The film of Flower Drum Song, directed by Henry Koster, is to me a problematic pleasure. I love it for the music (Richard Rodgers and Oscar Hammerstein II knew how to write a song, and “Grant Avenue” has to be one of the leading earworms of all time), the spectacular production numbers, and the committed performances of the cast. At the same time, I cringe at the stereotypical portrayals of some of the characters (not the fault of the actors, surely, but of expectations placed on them) and the dated aspects of this production, from the chop suey lettering in the title cards to the clichéd “Oriental” strains of some of the overture. Flower Drum Song is a product of its time (Chin Yang Lee’s novel was published in 1957, the musical was first produced on Broadway in 1958, and this film was released in 1961), and I totally understand why some might decide to give it a miss.

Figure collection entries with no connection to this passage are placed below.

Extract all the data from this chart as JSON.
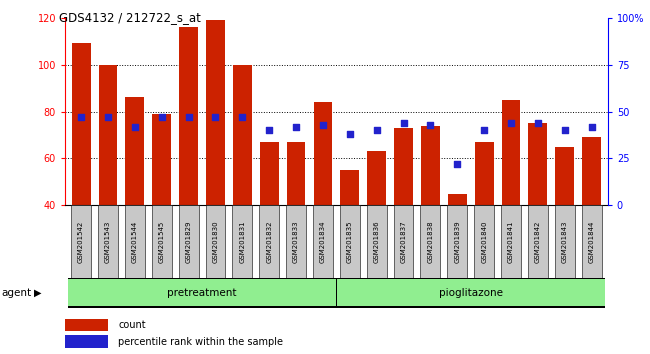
{
  "title": "GDS4132 / 212722_s_at",
  "samples": [
    "GSM201542",
    "GSM201543",
    "GSM201544",
    "GSM201545",
    "GSM201829",
    "GSM201830",
    "GSM201831",
    "GSM201832",
    "GSM201833",
    "GSM201834",
    "GSM201835",
    "GSM201836",
    "GSM201837",
    "GSM201838",
    "GSM201839",
    "GSM201840",
    "GSM201841",
    "GSM201842",
    "GSM201843",
    "GSM201844"
  ],
  "counts": [
    109,
    100,
    86,
    79,
    116,
    119,
    100,
    67,
    67,
    84,
    55,
    63,
    73,
    74,
    45,
    67,
    85,
    75,
    65,
    69
  ],
  "percentiles": [
    47,
    47,
    42,
    47,
    47,
    47,
    47,
    40,
    42,
    43,
    38,
    40,
    44,
    43,
    22,
    40,
    44,
    44,
    40,
    42
  ],
  "ylim_left": [
    40,
    120
  ],
  "ylim_right": [
    0,
    100
  ],
  "yticks_left": [
    40,
    60,
    80,
    100,
    120
  ],
  "yticks_right": [
    0,
    25,
    50,
    75,
    100
  ],
  "yticklabels_right": [
    "0",
    "25",
    "50",
    "75",
    "100%"
  ],
  "bar_color": "#cc2200",
  "dot_color": "#2222cc",
  "n_pretreatment": 10,
  "n_pioglitazone": 10,
  "agent_label": "agent",
  "pretreatment_label": "pretreatment",
  "pioglitazone_label": "pioglitazone",
  "legend_count_label": "count",
  "legend_pct_label": "percentile rank within the sample",
  "bar_width": 0.7,
  "group_color": "#90ee90",
  "tick_label_bg": "#c8c8c8"
}
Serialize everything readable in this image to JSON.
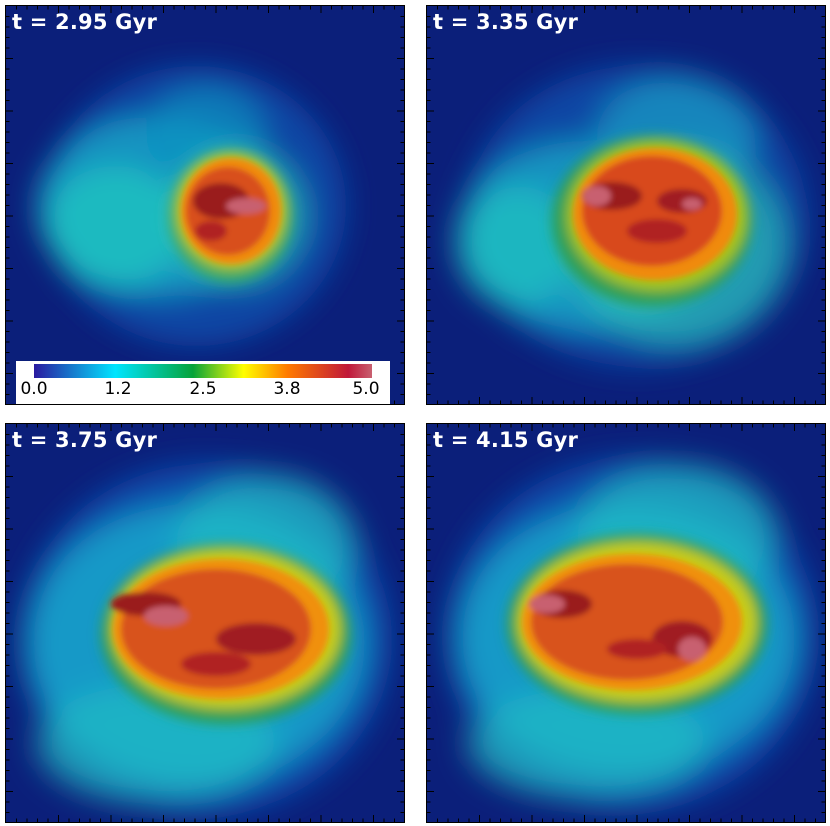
{
  "panels": [
    {
      "time_label": "t = 2.95 Gyr"
    },
    {
      "time_label": "t = 3.35 Gyr"
    },
    {
      "time_label": "t = 3.75 Gyr"
    },
    {
      "time_label": "t = 4.15 Gyr"
    }
  ],
  "colorbar": {
    "min": 0.0,
    "max": 5.0,
    "tick_labels": [
      "0.0",
      "1.2",
      "2.5",
      "3.8",
      "5.0"
    ],
    "colors": [
      "#2a1aa0",
      "#00e5ff",
      "#06a33a",
      "#ffff00",
      "#ff7a00",
      "#c0183a",
      "#c86070"
    ]
  },
  "colormap_background": "#0b1f7a"
}
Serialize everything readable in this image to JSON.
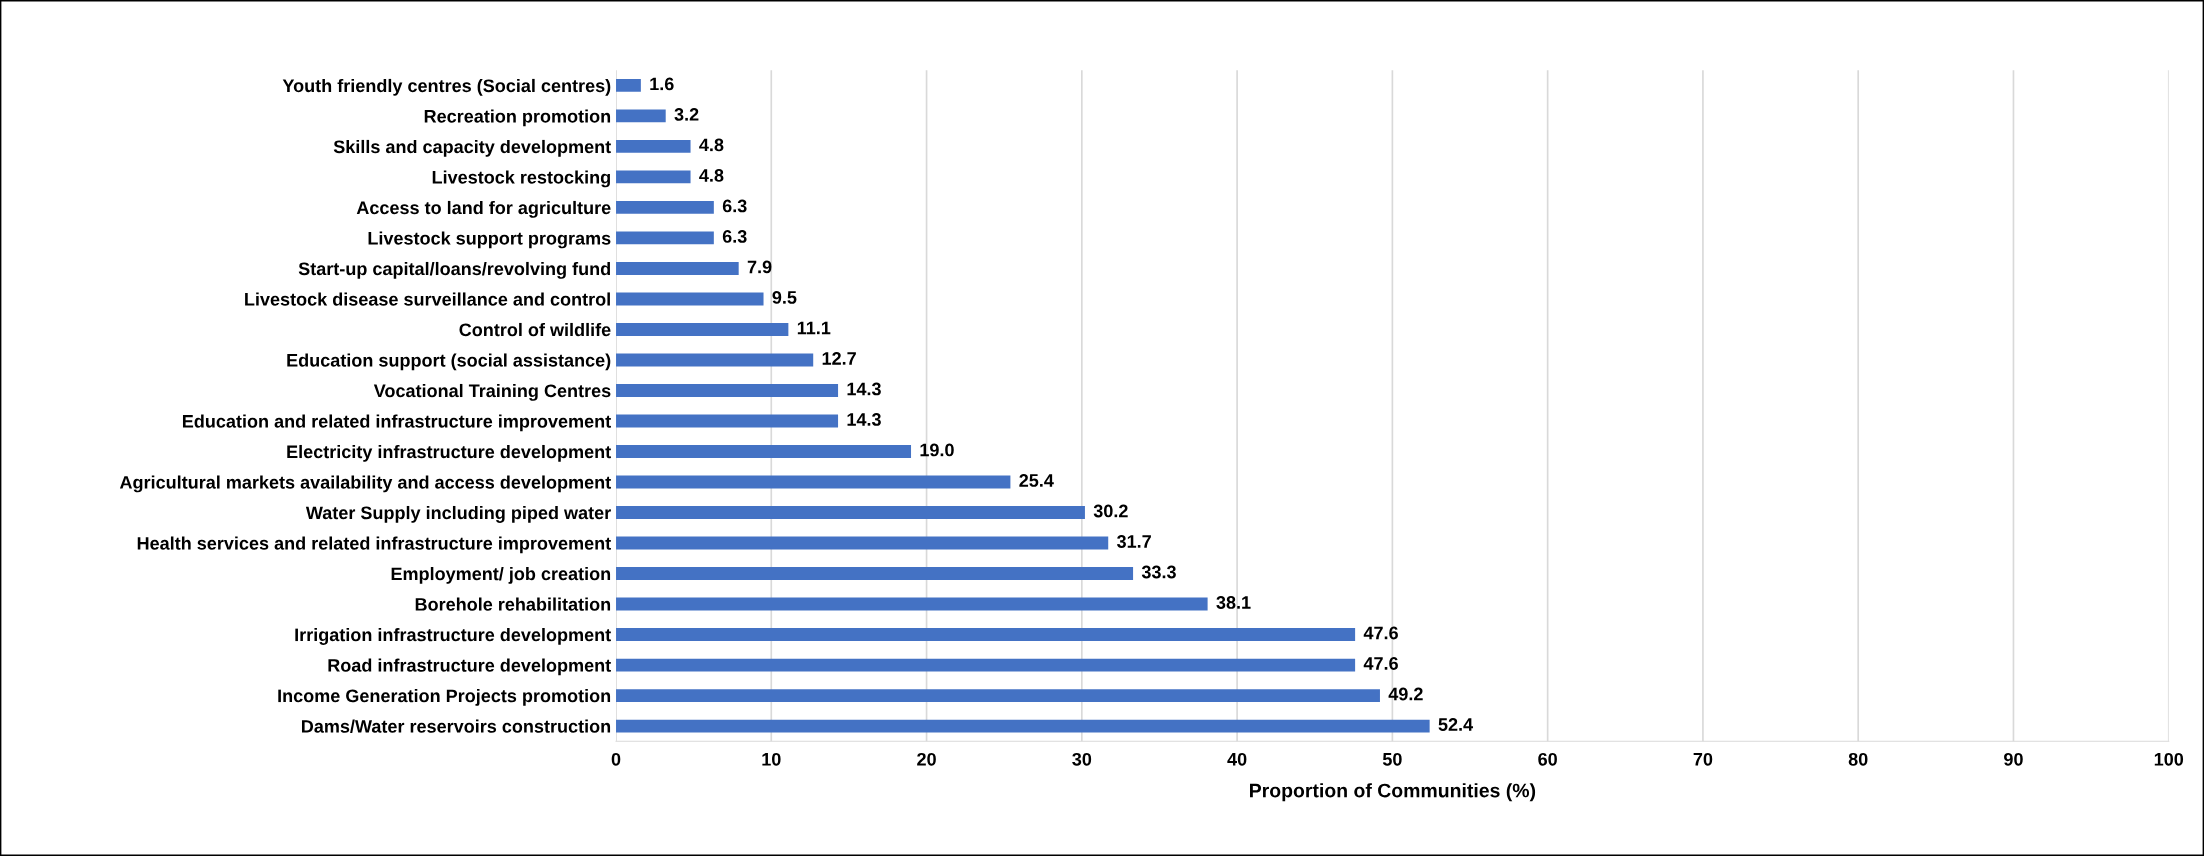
{
  "chart_data": {
    "type": "bar",
    "orientation": "horizontal",
    "xlabel": "Proportion of Communities (%)",
    "categories": [
      "Youth friendly centres (Social centres)",
      "Recreation promotion",
      "Skills and capacity development",
      "Livestock restocking",
      "Access to land for agriculture",
      "Livestock support programs",
      "Start-up capital/loans/revolving fund",
      "Livestock disease surveillance and control",
      "Control of wildlife",
      "Education support (social assistance)",
      "Vocational Training Centres",
      "Education and related infrastructure improvement",
      "Electricity infrastructure development",
      "Agricultural markets availability and access development",
      "Water Supply including piped water",
      "Health services and related infrastructure improvement",
      "Employment/ job creation",
      "Borehole rehabilitation",
      "Irrigation infrastructure development",
      "Road infrastructure development",
      "Income Generation Projects promotion",
      "Dams/Water reservoirs construction"
    ],
    "values": [
      1.6,
      3.2,
      4.8,
      4.8,
      6.3,
      6.3,
      7.9,
      9.5,
      11.1,
      12.7,
      14.3,
      14.3,
      19.0,
      25.4,
      30.2,
      31.7,
      33.3,
      38.1,
      47.6,
      47.6,
      49.2,
      52.4
    ],
    "value_labels": [
      "1.6",
      "3.2",
      "4.8",
      "4.8",
      "6.3",
      "6.3",
      "7.9",
      "9.5",
      "11.1",
      "12.7",
      "14.3",
      "14.3",
      "19.0",
      "25.4",
      "30.2",
      "31.7",
      "33.3",
      "38.1",
      "47.6",
      "47.6",
      "49.2",
      "52.4"
    ],
    "color": "#4472c4",
    "xlim": [
      0,
      100
    ],
    "xticks": [
      0,
      10,
      20,
      30,
      40,
      50,
      60,
      70,
      80,
      90,
      100
    ],
    "grid": "x",
    "legend": false
  }
}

On the other, you can also acknowledge that while some aspects of this film are offensive today, there’s also a lot that can be enjoyed.

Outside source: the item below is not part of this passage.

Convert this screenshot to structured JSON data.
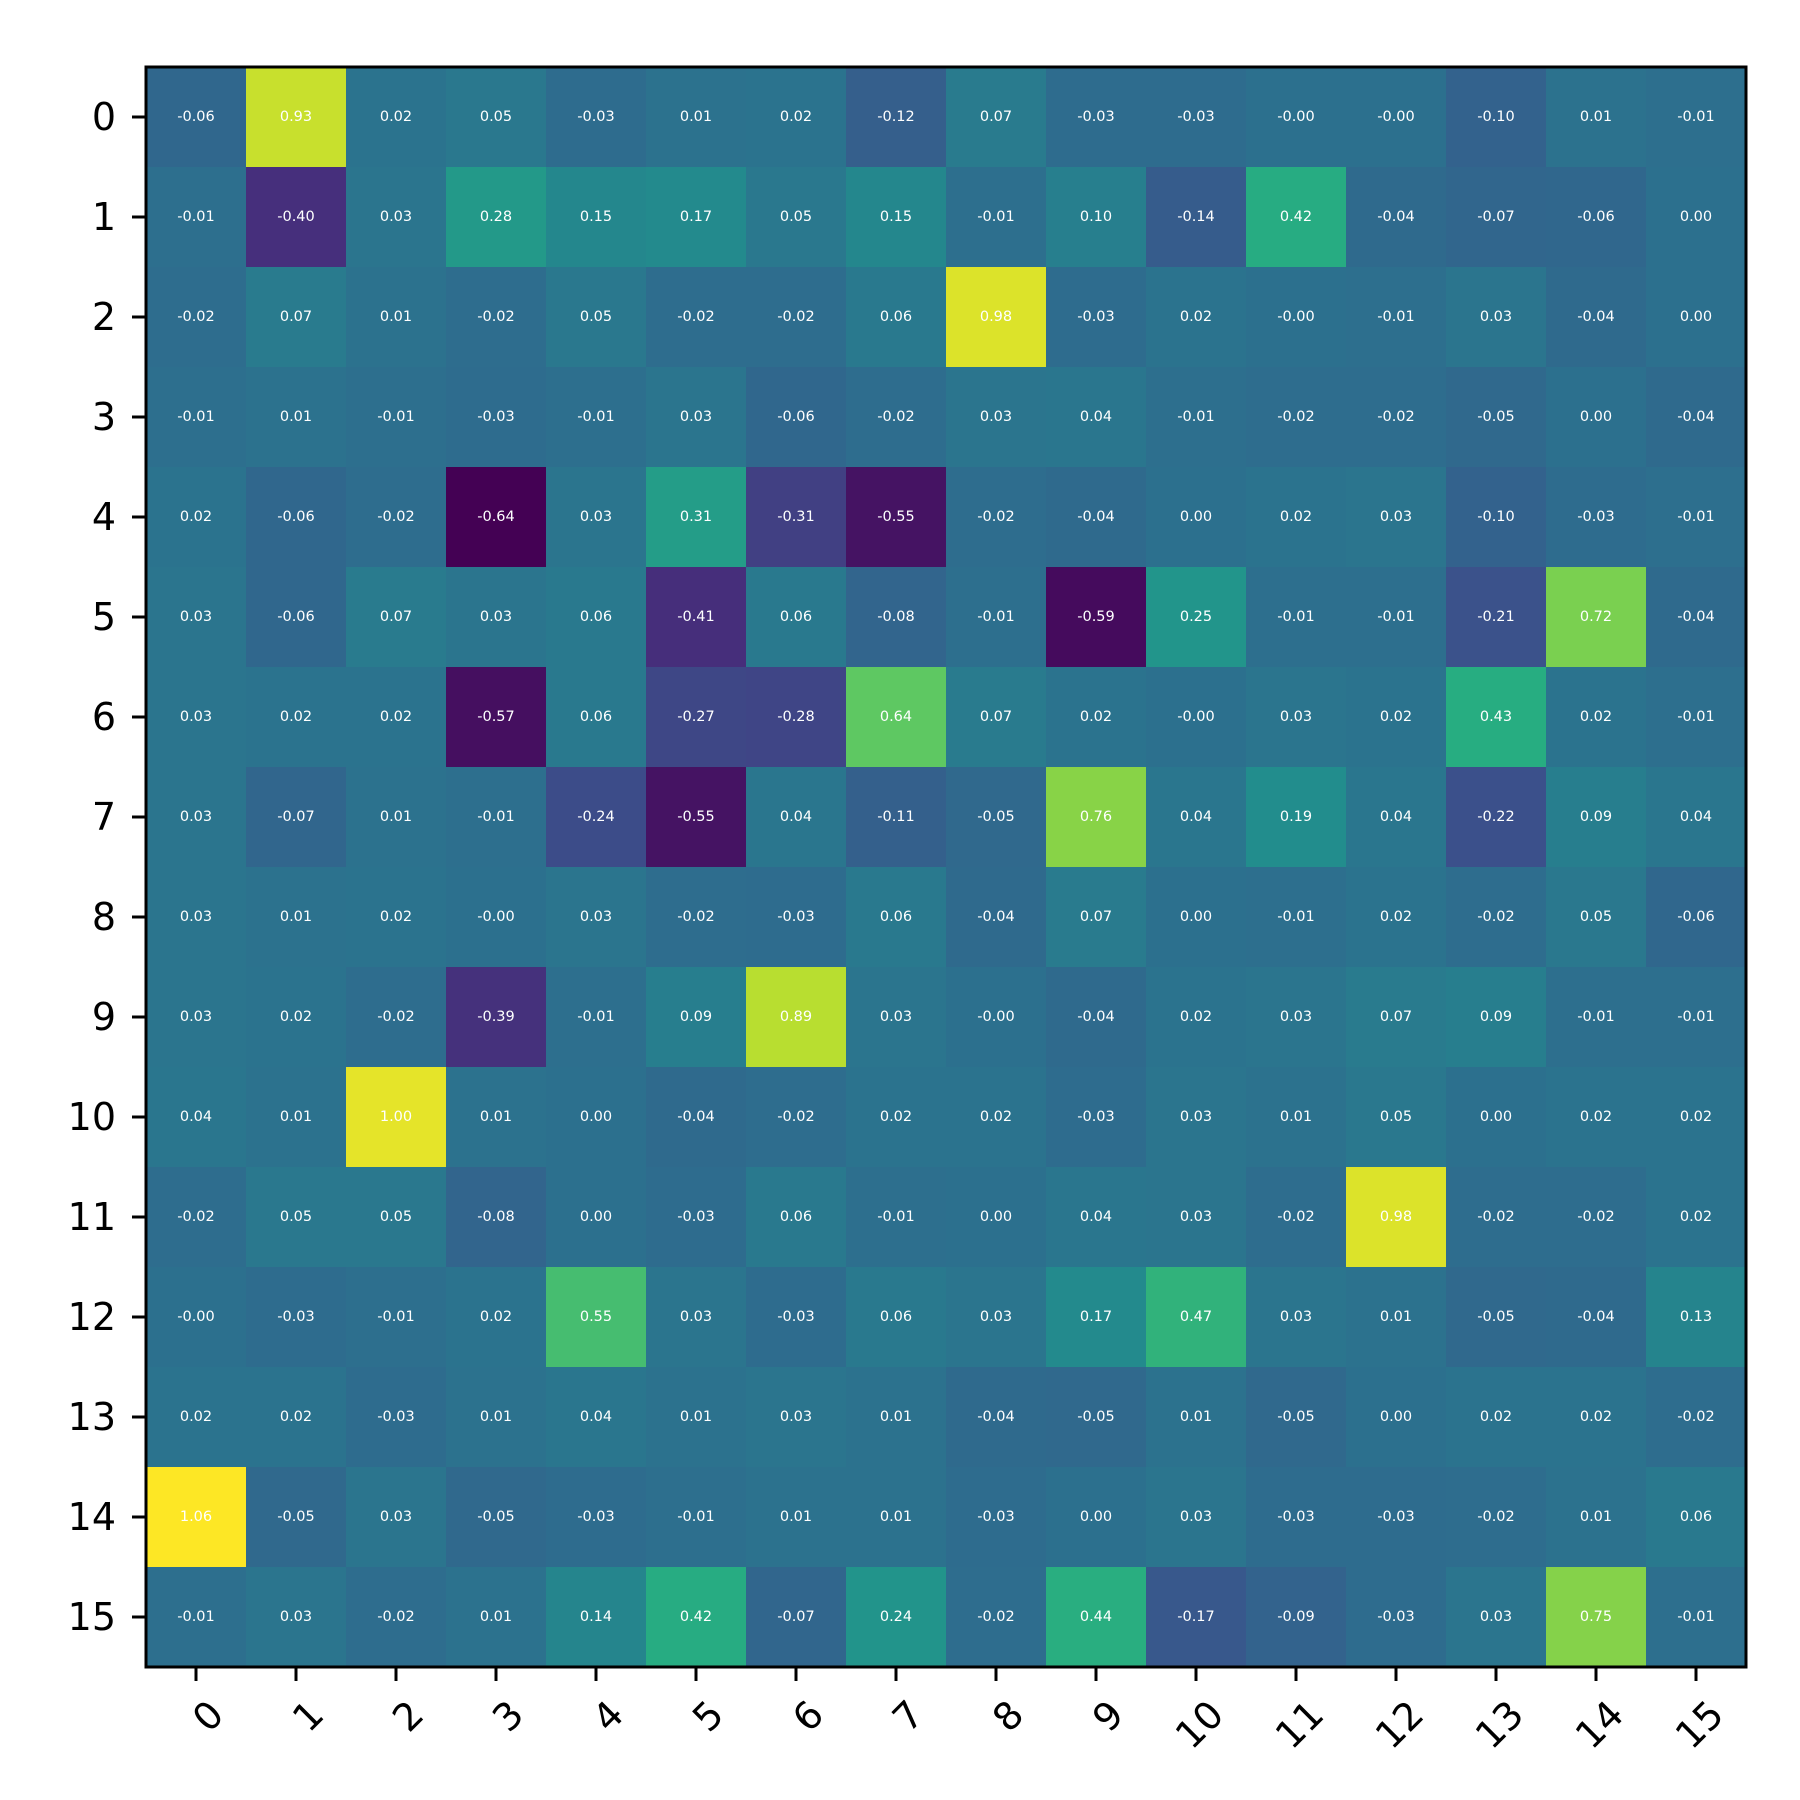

The story involves the interactions among a number of characters within San Francisco’s Chinatown. Mei Li (Miyoshi Umeki) and her father Dr. Han Li (Kam Tong) have recently arrived in the United States, where a marriage has been arranged between Mei Li and Sammy Fong (Jack Soo), owner of the Celestial Gardens nightclub. Sammy wants out of the deal, because he prefers Linda Low (Nancy Kwan), the nightclub’s leading star. Meanwhile, Master Wang (Benson Fong) and his sister-in-law Madame Liang (Juanita Hall) decide that Mei Lei might make a good match for their son Wang Ta (James Shigeta), who also has his eye on Linda, while Helen Chao (Reiko Sato), a seamstress, is secretly in love with him. The younger and older generations bemoan their inability to understand each other, but as this is a musical from the 1950s you can guess how it ends, although perhaps not how it gets there (information one character gleans from watching television plays a key role, and how American is that?).
In general, Hollywood had no problem with yellowface casting in the 1950s and 1960s, and to some extent the practice carries on today. That makes it all the more remarkable that almost all the Asian roles in Flower Drum Song are cast with Asian (although not necessarily Chinese) performers. These casting choices also mean you get to enjoy a lot of performances from actors, singers, and dancers that you might be unfamiliar with (my favorite find is the dancer Patrick Adiarte, a Hullabaloo regular probably best known today for playing Ho-Jon on the TV series M*A*S*H). Also notable is the use of paintings by watercolor artist Dong Kingman, son of Chinese immigrants from Hong Kong, in the opening title sequence. The major exception to casting Asian roles with Asian actors is Juanita Hall: perhaps, because she was successful playing the Asian/Pacific Islander character Bloody Mary in South Pacific, whomever cast her as a Chinese person in this film figured it would work again.
Flower Drum Song was nominated for five Academy Awards (art direction, cinematography, costume design, scoring, and sound), as well as a variety of other awards, including the Grammy for best sound track album. It was the 12th highest-grossing film in the United States in 1961, despite getting a release late in the year (Nov. 9). | Sarah Boslaugh
Flower Drum Song is distributed on DVD by Kino Lorber, made from a new 2K master. Extras on the disc include an audio commentary by actor Nancy Kwan and film historian Nick Redman; featurettes about the journey of Flower Drum Song from novel to Broadway to Hollywood (19 min.), the film’s use of Asian actors (9 min.), the film’s songs (11 min.), the film’s sets and costumes (6 min.), and the legacy of Rogers and Hammerstein (5 min.); and the trailers for this film and Thoroughly Modern Millie.